Radiografia familiar repleta de humor cruel
Suzana Faini e Emilio Orciollo Netto em Família Lyons (Foto: Paula Kossatz)
Nicky Silver volta a abordar, em Família Lyons, um universo tomado por relacionamentos desgastados, que se tornaram arruinados com a passagem do tempo. Nos últimos dias de vida do patriarca, vitimado por um câncer terminal, a mãe e os filhos se reúnem e trazem à tona uma estrutura de funcionamento degradada. Os personagens procuram camuflar a imensa solidão por meio de incontinência verbal e de vínculos afetivos falidos ou inexistentes. Sofrem diante do descompasso entre o que desejaram e o que efetivamente aconteceu, mesmo que tentem disfarçar sob a capa do cinismo. É através do humor amargo que o autor destaca a interação absurda entre integrantes desse núcleo familiar destituídos de sintonia.

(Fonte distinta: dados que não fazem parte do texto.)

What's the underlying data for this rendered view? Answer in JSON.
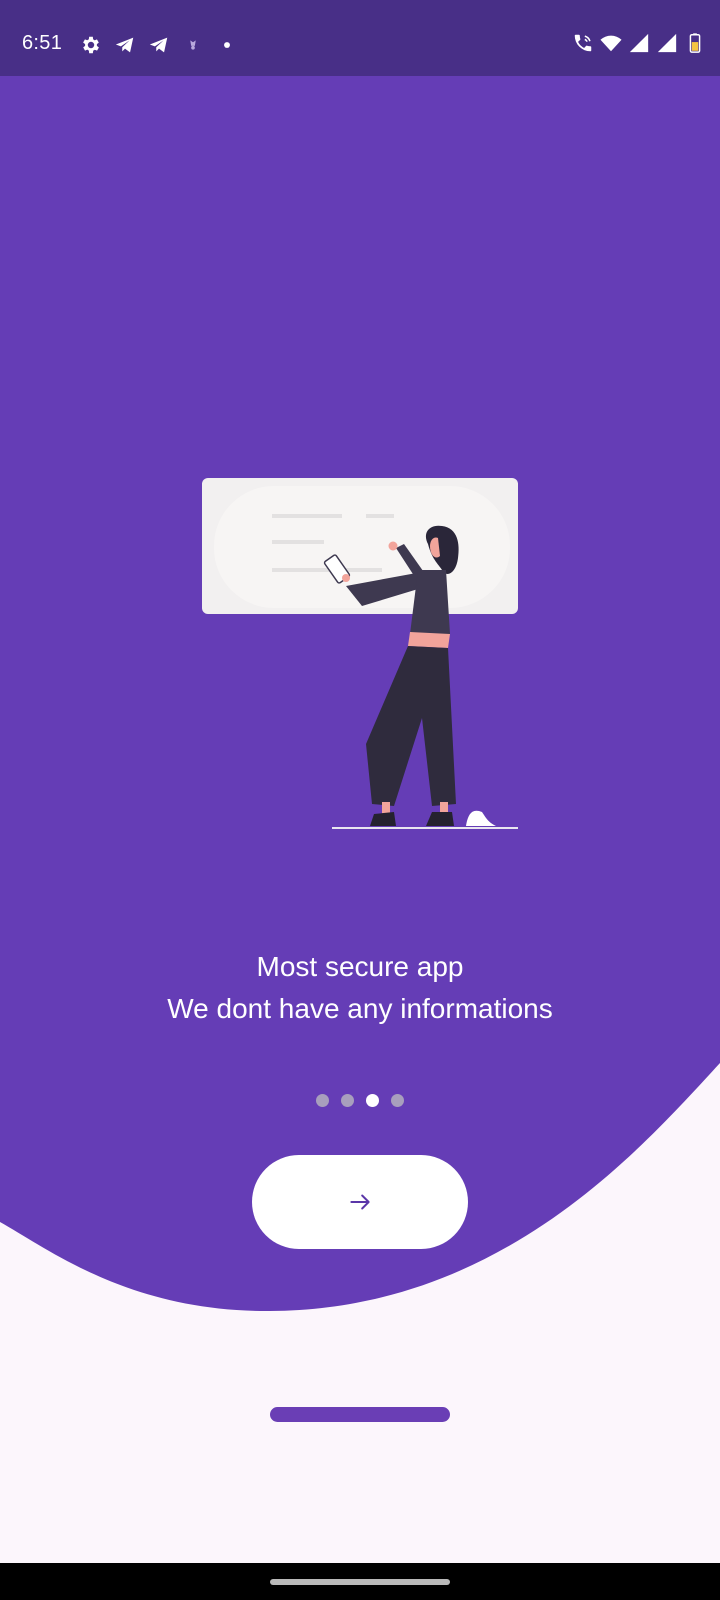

Na montagem em cartaz no Teatro Glaucio Gill, Marcos Caruso não faz com que esse panorama incômodo fique mais palatável para o público. O diretor preserva tempos esgarçados, sem investir numa aceleração artificial. Não recorre a recursos tradicionais, como o uso excessivo da trilha sonora (direção musical a cargo de Marcelo Alonso Neves, reduzida aos momentos de transição entre as cenas). Conduz espetáculo funcional, a julgar pela cenografia de Alexandre Murucci, que não embeleza o ambiente do hospital, adequadamente inóspito, e surpreende a plateia, em certa medida, com a engenhosa solução na troca de espaços. A iluminação de Felipe Lourenço demarca trajetos (a caminhada de cada personagem até chegar ao quarto), realça a atmosfera impessoal do hospital e investe em gradações ao valorizar reverberações íntimas de personagens específicos.
O elenco, apesar de eventuais desníveis, corresponde aos desafios da dramaturgia de Silver. Suzana Faini comprova habilidade ao percorrer diferentes estados emocionais, ao destilar crueldades de modo coloquial e ao afirmar seus propósitos de maneira mais contundente, a exemplo de sua última cena. Rogério Fróes compõe o patriarca sem meramente reproduzir a fragilidade física. O ator dribla as facilidades de um personagem de construção evidente, de acordo com o desenho sugerido no texto. Emilio Orciollo Netto demonstra domínio sobre os tempos internos da ação, estabelecendo contracenas afiadas, em especial com o corretor de Pedro Osório, que expõe as limitações do personagem. Zulma Mercadante interpreta corretamente, mas sem marca muito perceptível, a filha frustrada. Rose Lima empresta alguma autoridade à enfermeira na parte final do espetáculo.